伊藤慎吾・中村正明共著『<生ける屍>の表象文化史ー死霊・骸骨・ゾンビ』(青土社)という本が出ました。帯には「死霊はどのように描かれてきたのか」「イザナミからゾンビまで」とあります。また総論の冒頭には、「<死>というものを即物的に<死体>として捉えてみると、そこには<生と死>のもつ重みとはまた別な、恐ろしくも面白い<軽み>のある文芸の領域に広がっていることが分かる。」と言っていて、奇談・小説・絵画はもとより、落語・映画や、ゲーム・漫画などのサブカルチャーの世界まで、ひろく死霊(死んでいない死者 living dead)の話題を追求しています。

伊藤さんは妖怪やサブカルチャーに詳しく、中村さんは草双紙の専門家ですが、話題は広く、『日本霊異記』や『古事記』から今年1月放映のTVドラマまで、雑多に抱え込んでいます。本書の構成は、総論・第1部Night of Living Dead前近代・幕間Dawn of Living Dead近代前期・第2部Day of Living Dead近現代・<生ける屍>年表 となっており、幕間が案外面白い。とにかく話題が多すぎ、著者も無理に体系的に書こうとする所存がないようで、話があちこちで重複していたりします。いっそ巻末の索引を見て、自分の興味のある箇所から読み始める、というのがいいかもしれません。

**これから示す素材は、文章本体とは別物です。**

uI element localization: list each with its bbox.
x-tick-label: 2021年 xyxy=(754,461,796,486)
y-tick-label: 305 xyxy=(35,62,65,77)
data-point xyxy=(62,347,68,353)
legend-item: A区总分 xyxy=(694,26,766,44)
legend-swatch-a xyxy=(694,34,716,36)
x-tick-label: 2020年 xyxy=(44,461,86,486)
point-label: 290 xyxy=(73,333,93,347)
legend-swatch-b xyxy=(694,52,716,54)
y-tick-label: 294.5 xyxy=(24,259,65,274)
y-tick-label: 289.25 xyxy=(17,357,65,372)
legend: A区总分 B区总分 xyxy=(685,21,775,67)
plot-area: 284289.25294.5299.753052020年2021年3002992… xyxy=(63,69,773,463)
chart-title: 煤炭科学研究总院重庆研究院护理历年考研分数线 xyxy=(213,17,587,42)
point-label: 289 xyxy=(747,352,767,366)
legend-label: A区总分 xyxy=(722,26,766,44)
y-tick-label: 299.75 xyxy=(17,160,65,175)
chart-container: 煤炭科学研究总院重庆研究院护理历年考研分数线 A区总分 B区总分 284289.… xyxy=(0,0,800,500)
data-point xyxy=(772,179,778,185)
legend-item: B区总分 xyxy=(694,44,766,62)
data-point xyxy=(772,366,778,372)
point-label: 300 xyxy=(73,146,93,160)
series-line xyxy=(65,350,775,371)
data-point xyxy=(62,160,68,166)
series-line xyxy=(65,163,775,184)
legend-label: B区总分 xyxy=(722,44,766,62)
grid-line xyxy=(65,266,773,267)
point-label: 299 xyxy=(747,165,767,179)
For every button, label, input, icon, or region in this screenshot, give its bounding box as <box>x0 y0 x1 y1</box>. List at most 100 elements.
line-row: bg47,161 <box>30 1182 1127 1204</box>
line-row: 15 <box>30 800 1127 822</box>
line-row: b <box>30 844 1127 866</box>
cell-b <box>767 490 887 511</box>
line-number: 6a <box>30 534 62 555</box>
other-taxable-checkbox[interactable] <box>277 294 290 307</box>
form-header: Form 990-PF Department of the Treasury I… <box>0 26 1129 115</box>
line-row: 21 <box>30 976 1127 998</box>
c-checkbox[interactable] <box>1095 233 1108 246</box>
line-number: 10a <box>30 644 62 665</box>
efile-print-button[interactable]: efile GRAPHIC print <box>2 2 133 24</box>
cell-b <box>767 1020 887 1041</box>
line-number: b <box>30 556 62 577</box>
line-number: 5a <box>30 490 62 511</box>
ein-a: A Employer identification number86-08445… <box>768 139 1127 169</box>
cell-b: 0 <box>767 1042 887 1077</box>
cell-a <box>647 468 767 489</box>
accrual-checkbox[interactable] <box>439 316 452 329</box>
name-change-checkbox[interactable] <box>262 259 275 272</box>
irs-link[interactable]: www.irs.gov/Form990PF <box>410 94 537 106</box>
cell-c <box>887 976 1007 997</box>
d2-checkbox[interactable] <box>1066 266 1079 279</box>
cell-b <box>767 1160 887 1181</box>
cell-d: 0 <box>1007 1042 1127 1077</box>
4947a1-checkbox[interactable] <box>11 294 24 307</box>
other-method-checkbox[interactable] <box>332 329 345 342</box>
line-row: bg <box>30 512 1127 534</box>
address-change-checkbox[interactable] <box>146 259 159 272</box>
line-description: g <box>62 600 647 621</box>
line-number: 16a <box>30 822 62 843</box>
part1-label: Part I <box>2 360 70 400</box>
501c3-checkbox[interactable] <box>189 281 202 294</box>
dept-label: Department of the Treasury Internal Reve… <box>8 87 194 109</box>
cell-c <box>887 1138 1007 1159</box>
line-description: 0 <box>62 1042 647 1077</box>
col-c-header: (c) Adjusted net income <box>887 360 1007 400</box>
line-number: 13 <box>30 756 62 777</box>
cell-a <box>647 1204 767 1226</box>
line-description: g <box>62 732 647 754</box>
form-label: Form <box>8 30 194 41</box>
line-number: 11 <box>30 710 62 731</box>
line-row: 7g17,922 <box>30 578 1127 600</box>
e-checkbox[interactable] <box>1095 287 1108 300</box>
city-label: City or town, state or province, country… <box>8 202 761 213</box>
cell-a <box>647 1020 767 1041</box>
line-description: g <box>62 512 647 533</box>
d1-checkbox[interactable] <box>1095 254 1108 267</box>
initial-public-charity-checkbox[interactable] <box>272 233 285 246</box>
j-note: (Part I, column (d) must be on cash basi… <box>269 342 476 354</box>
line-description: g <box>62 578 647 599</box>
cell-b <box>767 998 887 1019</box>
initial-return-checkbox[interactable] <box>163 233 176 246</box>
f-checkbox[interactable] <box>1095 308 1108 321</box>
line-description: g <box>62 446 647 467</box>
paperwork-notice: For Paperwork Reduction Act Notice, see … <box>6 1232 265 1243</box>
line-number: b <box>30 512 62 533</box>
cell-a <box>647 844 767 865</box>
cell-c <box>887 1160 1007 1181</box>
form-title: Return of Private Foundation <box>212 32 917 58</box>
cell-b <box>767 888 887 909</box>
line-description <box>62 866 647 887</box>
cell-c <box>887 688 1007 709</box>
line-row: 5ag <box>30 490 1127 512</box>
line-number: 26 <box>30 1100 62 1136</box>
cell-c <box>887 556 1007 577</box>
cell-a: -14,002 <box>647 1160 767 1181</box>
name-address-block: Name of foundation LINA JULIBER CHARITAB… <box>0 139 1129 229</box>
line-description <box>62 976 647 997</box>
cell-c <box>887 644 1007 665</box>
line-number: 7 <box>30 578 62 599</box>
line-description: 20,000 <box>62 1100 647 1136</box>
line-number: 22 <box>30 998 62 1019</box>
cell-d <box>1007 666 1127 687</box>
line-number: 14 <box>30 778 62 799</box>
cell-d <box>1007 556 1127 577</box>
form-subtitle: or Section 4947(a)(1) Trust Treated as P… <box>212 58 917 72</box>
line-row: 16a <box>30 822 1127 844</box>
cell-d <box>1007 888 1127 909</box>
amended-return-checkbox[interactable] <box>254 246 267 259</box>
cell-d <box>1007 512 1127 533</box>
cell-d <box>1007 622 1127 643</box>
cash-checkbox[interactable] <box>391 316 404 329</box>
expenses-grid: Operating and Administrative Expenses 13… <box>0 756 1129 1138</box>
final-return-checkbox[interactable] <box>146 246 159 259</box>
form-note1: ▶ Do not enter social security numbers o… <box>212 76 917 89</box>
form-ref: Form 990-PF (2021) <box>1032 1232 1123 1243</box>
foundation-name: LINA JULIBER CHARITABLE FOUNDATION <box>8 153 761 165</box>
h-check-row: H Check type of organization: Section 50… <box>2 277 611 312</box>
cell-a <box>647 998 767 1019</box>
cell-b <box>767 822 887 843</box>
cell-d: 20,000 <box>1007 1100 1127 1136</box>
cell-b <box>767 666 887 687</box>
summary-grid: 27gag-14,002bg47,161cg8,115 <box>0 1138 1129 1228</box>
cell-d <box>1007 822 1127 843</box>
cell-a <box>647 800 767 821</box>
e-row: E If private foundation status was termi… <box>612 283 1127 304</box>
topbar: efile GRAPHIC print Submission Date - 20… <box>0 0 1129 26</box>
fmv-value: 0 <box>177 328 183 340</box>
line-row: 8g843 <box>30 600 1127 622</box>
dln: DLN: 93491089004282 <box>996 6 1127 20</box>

昨年、日文研の共同研究会で、伊藤さんのゾンビに関する発表を聞いたときは、その博識に驚き、こういうものまで情報収集しながら研究時間はどうやって確保出来ているんだろう、と思ったものでしたが、これも研究の一環だったのですね。

遡れば「鬼」は、もともと漢字では亡魂を意味したことを もっと意識してもいいのではないかと思いました。それから蛇足を一言ーNHKは(未だ、少なくとも組織としては)国営放送ではありません。